$ dvc get https://github.com/iterative/dvc scripts
ERROR: unexpected error - Could not accommodate requested object type 'tree', got commit
And with -v it hangs on computing hashes :scream:
This was happening for a long time in my machine, I thought something was wrong on my machine (and, it was an intermittent issue).
I get different sets of error messages, some of them are:
1.
SHA b'parent' could not be resolved, git returned: b'parent d3145f92171b593748cc36452455dd099c49e239'
ValueError: Could not accommodate requested object type 'tree', got commit
IndexError: index out of range
ValueError: Failed to parse header: b'40000 .dvc\x00t\xa8Y3vH\xb7\x80\xb5\x97b\x02Y\xdb\\\x8d\xae<+\x1f100644 .gitignore\x00u^R\n'
Looks like an issue with GitPython, at least I found one similar issue: https://github.com/gitpython-developers/GitPython/issues/1016 and gitpython-developers/GitPython#584
Am able to reproduce if I change the directories around in the command. Get different errors though. Very interesting
Ok, I think I found it. There is a bug in gitpython where cat-file --batch returns output in unexpected format. Looking into it...
@efiop, I tried running this on 0.94, and it did not fail once. I was able to bisect the problem to 9ead641c. At the moment,save_info is passed a tree, which is a RepoTree instance since then. This felt wrong to me, as it was not the case before that particular commit but I am too tired to debug right now.

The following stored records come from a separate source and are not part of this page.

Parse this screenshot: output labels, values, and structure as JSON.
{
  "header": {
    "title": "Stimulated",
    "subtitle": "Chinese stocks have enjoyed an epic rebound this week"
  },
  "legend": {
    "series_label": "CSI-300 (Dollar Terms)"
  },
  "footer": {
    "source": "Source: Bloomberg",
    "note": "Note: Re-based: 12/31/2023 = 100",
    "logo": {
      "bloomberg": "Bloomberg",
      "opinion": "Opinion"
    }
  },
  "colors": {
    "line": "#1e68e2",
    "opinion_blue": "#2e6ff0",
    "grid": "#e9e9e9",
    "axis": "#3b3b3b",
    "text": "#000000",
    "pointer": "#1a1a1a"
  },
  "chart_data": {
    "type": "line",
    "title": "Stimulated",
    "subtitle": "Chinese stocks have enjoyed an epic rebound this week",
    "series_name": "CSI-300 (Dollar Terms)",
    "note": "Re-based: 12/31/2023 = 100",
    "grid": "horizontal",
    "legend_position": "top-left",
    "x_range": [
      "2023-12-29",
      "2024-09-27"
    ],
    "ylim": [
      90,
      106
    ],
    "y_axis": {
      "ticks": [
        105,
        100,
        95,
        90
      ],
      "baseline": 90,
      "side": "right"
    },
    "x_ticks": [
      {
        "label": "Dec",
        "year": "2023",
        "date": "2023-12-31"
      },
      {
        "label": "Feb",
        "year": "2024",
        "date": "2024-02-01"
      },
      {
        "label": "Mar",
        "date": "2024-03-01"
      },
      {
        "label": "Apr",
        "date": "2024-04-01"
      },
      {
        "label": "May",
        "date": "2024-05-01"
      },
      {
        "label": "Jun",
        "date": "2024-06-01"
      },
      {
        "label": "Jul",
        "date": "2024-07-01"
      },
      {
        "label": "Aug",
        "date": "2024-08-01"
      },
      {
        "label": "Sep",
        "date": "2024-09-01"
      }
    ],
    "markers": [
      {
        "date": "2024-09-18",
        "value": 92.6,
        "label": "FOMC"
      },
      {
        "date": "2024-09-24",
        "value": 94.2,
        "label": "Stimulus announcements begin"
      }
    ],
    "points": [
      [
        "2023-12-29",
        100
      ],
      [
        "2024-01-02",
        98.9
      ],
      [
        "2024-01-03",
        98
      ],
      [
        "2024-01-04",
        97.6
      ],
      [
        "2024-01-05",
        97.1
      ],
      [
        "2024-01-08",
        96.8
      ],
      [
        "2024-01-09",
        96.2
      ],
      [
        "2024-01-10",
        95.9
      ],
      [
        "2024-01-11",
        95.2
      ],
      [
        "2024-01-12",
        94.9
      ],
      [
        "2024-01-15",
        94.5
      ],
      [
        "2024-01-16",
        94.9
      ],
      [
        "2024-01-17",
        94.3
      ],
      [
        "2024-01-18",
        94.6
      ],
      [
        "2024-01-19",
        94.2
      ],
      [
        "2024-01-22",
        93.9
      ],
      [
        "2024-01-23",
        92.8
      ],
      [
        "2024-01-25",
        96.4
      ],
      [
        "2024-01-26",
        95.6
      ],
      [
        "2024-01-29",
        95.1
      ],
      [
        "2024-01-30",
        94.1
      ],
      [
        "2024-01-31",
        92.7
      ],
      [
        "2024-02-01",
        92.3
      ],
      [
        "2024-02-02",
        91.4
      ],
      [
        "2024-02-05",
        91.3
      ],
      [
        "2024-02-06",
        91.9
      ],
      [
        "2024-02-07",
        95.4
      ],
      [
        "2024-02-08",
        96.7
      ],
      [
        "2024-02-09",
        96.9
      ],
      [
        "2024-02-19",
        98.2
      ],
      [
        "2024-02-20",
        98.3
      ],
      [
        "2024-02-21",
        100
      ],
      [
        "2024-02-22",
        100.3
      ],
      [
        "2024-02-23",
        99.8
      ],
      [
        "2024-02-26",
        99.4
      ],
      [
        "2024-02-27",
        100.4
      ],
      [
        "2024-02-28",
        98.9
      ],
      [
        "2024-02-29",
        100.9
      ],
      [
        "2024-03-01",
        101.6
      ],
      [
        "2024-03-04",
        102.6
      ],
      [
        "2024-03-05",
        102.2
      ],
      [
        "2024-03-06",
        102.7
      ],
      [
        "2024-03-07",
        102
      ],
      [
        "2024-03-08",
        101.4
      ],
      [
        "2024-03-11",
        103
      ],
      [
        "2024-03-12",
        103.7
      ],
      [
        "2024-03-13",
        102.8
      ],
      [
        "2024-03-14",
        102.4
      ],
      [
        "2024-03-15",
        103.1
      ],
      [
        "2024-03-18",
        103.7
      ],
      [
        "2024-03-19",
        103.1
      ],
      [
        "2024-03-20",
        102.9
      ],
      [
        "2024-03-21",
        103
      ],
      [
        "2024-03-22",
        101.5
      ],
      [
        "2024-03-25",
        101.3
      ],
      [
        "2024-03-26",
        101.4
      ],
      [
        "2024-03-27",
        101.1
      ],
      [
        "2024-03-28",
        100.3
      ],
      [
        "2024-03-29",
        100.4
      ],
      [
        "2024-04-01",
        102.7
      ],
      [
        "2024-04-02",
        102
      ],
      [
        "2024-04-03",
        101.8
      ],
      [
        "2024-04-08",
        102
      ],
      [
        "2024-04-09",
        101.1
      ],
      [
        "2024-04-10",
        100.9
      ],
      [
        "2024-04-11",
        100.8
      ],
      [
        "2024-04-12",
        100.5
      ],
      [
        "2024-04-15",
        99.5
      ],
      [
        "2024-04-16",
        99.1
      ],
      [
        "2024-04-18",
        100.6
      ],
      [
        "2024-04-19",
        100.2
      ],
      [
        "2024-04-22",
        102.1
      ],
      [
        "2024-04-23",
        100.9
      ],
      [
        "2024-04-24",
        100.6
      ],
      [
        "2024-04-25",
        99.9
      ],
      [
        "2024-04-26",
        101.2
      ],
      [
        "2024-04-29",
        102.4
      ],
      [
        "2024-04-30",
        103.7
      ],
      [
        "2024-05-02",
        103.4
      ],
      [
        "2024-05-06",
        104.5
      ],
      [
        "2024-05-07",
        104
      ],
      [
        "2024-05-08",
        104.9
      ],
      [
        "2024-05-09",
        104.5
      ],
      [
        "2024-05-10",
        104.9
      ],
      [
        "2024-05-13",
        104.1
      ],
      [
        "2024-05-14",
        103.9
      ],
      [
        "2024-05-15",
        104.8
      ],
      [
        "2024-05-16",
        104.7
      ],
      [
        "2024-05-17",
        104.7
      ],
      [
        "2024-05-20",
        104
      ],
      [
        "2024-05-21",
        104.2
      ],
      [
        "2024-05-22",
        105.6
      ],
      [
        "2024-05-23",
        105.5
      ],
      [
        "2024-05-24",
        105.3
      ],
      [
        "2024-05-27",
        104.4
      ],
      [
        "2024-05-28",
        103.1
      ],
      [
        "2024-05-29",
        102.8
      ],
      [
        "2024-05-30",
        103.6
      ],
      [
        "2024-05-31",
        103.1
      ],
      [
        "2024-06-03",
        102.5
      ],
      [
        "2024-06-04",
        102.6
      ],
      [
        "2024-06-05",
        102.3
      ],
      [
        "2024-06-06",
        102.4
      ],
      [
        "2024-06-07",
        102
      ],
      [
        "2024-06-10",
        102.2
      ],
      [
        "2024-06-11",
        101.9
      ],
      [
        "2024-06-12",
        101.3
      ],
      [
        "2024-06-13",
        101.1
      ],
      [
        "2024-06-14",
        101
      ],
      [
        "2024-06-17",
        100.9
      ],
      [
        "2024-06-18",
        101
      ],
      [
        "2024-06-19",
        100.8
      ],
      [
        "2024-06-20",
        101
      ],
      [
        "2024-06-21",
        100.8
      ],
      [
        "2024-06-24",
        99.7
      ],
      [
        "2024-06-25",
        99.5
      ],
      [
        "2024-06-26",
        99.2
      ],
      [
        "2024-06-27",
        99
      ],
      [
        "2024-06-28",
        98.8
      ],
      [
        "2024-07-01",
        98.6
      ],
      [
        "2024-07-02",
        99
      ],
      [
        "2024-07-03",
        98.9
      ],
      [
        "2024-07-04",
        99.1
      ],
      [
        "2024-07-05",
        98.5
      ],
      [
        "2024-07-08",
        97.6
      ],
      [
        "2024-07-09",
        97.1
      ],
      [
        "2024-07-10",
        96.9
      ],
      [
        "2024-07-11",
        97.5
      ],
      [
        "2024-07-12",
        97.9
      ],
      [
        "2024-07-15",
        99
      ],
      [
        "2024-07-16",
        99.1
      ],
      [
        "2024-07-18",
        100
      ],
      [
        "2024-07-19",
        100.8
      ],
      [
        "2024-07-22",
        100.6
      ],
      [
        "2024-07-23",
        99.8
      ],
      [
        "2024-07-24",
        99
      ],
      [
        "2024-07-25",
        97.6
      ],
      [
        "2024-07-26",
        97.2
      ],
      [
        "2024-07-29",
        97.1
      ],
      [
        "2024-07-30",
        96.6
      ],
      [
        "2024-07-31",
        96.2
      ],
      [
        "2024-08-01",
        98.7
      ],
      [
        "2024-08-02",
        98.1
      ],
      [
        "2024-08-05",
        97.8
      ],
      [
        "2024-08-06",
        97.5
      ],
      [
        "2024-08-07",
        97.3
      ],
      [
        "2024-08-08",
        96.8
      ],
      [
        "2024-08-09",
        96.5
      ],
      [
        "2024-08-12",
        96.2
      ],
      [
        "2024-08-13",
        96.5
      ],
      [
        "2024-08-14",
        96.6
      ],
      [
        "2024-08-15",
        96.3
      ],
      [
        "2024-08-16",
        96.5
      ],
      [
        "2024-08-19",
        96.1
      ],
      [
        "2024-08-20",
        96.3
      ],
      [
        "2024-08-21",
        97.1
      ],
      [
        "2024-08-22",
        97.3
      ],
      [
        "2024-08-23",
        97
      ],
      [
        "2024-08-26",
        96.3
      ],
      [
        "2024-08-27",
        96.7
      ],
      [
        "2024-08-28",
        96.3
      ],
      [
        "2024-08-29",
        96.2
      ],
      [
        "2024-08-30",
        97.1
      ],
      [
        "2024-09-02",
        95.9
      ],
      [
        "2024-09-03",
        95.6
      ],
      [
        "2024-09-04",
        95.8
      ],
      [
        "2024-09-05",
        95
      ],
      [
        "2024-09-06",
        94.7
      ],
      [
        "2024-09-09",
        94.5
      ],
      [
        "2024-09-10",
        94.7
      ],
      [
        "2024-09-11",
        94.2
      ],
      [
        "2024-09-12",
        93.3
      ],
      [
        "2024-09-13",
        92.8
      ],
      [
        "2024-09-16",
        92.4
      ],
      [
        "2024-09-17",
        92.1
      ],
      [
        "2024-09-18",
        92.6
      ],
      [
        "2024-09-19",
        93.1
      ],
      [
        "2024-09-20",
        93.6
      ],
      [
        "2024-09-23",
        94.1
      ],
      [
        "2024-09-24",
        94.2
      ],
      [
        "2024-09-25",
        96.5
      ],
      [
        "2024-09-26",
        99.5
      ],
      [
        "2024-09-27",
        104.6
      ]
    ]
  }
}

Maybe, this is the reason why it has started hitting GitTree (which should not have? :confused:)?
We are computing the checksum in a thread pool, while stream_object_data is not thread safe. Looks like that is the cause.
@skshetry Yeah, that's the one for sure. Nothing inherently wrong with it, we just forgot that some gitpython methods are not thread safe. Looking into solving it somehow... Thanks for bisecting! Have a good rest :slightly_smiling_face:
@efiop, okay, but shouldn't it read through the checked-out directory rather than git objects?
@skshetry No, we are trying to go away from checking out git repos and doing everything in-memory instead. So we are on the right path.